The number one problem I encounter within teams can be summed up in a single word: misalignment.
Typically, it’s misalignment around expectations, and conflicting definitions of the word excellence. Excellence is a slippery concept, because it can mean so many different things depending on your perspective. When your team fails to have a common understanding of what excellence is, people are often (unwittingly) working toward different ends. This creates tension (the bad kind), waste (because people are spinning their wheels), and angst (because people are paranoid about whether their work is on the mark).
To do great collaborative work, you need to define the edges clearly. This means establishing from the outset how you will know you’ve succeeded (excellence) and how you will know if you’ve failed.
I tend to propose a three-fold measure of excellence for creative teams:
1. Did we create a quality end product that solved the problem? This is, of course, what we usually think of with regard to excellence, and it’s important. If your work isn’t quality, then sooner or later you will run out of chances to prove yourself. The question to ask is “are we proud to put our name on this?” (Or, “am I proud to put my name on this?”) If the answer is “yes”, then well-done. However, that’s only the first part of my definition of excellence.

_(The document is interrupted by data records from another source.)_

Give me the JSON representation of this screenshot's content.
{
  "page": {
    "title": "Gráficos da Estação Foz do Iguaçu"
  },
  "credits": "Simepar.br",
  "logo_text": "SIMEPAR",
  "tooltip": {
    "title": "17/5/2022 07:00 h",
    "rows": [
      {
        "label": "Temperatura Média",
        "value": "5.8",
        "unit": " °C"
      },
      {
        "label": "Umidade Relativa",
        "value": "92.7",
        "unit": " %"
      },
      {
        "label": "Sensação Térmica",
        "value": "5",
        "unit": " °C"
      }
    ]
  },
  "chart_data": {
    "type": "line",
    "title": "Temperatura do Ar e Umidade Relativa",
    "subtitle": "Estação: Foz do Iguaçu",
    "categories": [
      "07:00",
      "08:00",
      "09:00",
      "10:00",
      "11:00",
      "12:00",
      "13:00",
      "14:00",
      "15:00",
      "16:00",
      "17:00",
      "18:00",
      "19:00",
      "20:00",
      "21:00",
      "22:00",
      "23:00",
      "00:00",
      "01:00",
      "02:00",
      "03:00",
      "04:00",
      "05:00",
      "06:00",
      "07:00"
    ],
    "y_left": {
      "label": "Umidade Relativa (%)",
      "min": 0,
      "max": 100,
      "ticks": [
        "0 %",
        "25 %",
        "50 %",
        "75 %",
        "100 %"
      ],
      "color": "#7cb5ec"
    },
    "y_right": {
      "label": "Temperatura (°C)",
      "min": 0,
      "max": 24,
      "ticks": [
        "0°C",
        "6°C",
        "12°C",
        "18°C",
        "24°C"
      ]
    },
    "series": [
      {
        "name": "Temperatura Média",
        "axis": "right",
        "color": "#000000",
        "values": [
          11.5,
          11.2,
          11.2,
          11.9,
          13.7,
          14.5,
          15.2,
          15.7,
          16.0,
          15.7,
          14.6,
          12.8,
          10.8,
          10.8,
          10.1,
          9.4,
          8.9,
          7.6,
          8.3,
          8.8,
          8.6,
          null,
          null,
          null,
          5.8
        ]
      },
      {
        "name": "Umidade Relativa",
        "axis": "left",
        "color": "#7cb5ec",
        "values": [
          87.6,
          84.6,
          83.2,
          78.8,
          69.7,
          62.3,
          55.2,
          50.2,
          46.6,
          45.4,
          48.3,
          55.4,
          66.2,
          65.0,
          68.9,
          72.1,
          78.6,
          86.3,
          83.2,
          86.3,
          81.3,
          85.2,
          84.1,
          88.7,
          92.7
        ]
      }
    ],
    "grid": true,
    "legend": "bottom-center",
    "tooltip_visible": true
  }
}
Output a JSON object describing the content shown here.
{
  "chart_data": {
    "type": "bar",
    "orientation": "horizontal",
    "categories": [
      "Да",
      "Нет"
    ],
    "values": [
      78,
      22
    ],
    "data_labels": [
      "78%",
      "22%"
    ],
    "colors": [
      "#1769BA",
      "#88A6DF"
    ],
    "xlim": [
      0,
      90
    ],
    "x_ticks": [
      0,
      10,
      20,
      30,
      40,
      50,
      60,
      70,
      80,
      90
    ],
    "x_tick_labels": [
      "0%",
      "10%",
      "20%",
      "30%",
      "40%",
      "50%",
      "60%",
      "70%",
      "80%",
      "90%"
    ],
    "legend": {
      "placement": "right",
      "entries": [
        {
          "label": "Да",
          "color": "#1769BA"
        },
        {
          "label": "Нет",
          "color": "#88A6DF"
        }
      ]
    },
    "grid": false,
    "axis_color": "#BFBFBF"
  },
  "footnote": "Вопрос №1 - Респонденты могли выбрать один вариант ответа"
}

2. Did it honor the people involved? It’s one thing to provide a quality end product, but if you destroy the trust and respect of your peers and client in the process, then you can hardly call the results excellent. I believe that an excellent result must also involve an excellent process, and one that honors the people who were involved in the work. This doesn’t mean that everyone got their way, or that no one’s feelings were hurt. That’s going to happen. However, did you do your best to ensure that the work was done openly, in the context of trust and respect, and without taking advantage of team members? Was the process excellent as well?
3. Did it honor the mission? Finally, it’s entirely possible to create something that looks brilliant to the outside world, but that violates the very core of what you stand for as an individual or team. In order for something to be truly excellent, I believe that it also has to honor the overall mission of the organization. It has to support your foundational why. If you undercut this, then you are a few short steps from losing all credibility.
I’d challenge you to ask these three questions when you are evaluating any piece of work, especially in a team environment. By filtering everything you do through them, you will illuminate the places where excellence is being compromised in the short-run, and stem the encroachment of frustration and apathy.
Be aware, and be excellent in your work.